Barb (Barbara) Kautz of Goldfarb & Lippman reviewed the legal mechanics: the Housing Accountability Act now locks a city’s initial compliance determination unless the city provides timely written notice of noncompliance; density bonus law allows projects that meet affordability thresholds to seek incentives and an unlimited set of waivers; and several new ministerial approvals and CEQA infill exemptions (including the AB 130 infill exemption) shorten review timelines. Kautz told the group that waivers and incentives can be powerful tools — and that HCD and the Attorney General’s office have grown enforcement and review capacity: "HCD now has a housing accountability unit reviewing compliance and can issue notices of violation that may lead to referral to the Attorney General," she said.
Panelists emphasized how SB 79 functions in practice: metropolitan planning organizations will prepare maps to identify qualifying “tier 1” and “tier 2” transit station areas; for parcels within those rings the law sets baseline density and height parameters (for example, a 75‑foot height cap in the quarter‑mile ring with corresponding unit‑per‑acre floors). Carrig and Hutchings cautioned that HCD will determine how the overlay meshes with adopted housing elements; they said smaller cities may be treated differently in the law’s second ring and that local alternative plans may offer some flexibility, but that many implementation details will be set administratively.
Staff and presenters repeatedly urged that the policy landscape be read as the product of multiple layers: statute, HCD interpretation, regional MPO mapping and then local ordinance. Hutchings said the Bay Area delegation and the governor have driven many recent statutes and that local governments are often left to respond administratively. Kautz recommended that cities strengthen objective health and safety standards (water, sewer, public‑safety metrics, sidewalk and bikeway standards and historic designations) so they can be used defensibly in project review. She also advised that cities catalog and designate historic resources in advance so projects remain ineligible for certain ministerial infill exemptions.
Why this matters: Belmont has already faced a growing RHNA allocation and has amended local code to comply with HCD guidance. The study session underscored that many decisions once made locally are now shaped by state law and HCD interpretation, and that cities face both legal exposure and compressed timelines if they attempt to reassert standards after an initial completeness determination. Presenters recommended staff work through code amendments, housing‑element programs and clear objective standards to preserve what discretion remains.

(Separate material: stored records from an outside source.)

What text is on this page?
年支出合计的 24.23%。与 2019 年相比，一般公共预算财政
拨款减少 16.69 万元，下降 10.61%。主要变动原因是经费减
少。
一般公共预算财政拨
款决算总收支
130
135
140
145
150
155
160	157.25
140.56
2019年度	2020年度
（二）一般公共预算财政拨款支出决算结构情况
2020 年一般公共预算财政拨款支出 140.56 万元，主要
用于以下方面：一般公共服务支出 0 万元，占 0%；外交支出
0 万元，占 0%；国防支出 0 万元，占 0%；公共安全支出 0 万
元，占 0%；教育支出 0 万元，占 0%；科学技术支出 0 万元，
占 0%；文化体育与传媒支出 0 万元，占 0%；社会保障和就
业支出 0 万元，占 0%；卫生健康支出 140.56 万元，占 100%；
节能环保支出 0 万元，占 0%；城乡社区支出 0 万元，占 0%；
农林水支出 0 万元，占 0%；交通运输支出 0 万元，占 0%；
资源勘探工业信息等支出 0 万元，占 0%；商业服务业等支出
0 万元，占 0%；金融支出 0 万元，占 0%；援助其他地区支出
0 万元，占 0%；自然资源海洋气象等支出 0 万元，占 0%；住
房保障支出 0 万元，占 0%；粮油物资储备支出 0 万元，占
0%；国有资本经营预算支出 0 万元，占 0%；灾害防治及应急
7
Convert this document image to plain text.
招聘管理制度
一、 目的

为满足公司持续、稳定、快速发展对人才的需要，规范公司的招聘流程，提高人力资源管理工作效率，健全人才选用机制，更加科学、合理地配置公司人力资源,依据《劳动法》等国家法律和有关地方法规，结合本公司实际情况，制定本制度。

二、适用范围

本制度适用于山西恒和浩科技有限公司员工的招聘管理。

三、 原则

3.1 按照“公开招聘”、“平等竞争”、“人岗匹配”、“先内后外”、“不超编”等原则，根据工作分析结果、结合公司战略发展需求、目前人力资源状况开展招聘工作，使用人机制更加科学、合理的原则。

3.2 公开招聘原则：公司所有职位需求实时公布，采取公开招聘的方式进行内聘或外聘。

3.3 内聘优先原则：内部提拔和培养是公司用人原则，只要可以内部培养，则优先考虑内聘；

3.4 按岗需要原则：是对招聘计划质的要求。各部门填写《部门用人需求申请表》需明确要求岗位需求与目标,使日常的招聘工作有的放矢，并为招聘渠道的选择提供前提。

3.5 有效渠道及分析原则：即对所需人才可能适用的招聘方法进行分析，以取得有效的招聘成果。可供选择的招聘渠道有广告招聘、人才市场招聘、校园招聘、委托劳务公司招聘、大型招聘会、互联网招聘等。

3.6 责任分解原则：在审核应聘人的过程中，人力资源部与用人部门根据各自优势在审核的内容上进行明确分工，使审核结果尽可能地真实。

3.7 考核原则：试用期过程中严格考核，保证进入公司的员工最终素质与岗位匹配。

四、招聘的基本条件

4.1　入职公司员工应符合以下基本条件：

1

What’s next: staff and counsel recommended one‑to‑one follow up with department leaders and the Planning Commission to identify specific municipal code updates and to assess whether alternative‑plan options under SB 79 may be feasible for Belmont’s Caltrain‑adjacent parcels.
Ending note: commissioners and council members used the session to press presenters about options for local control, enforcement of existing sidewalk and traffic rules, and how the city should balance its vision for walkable village cores with state requirements for near‑transit density.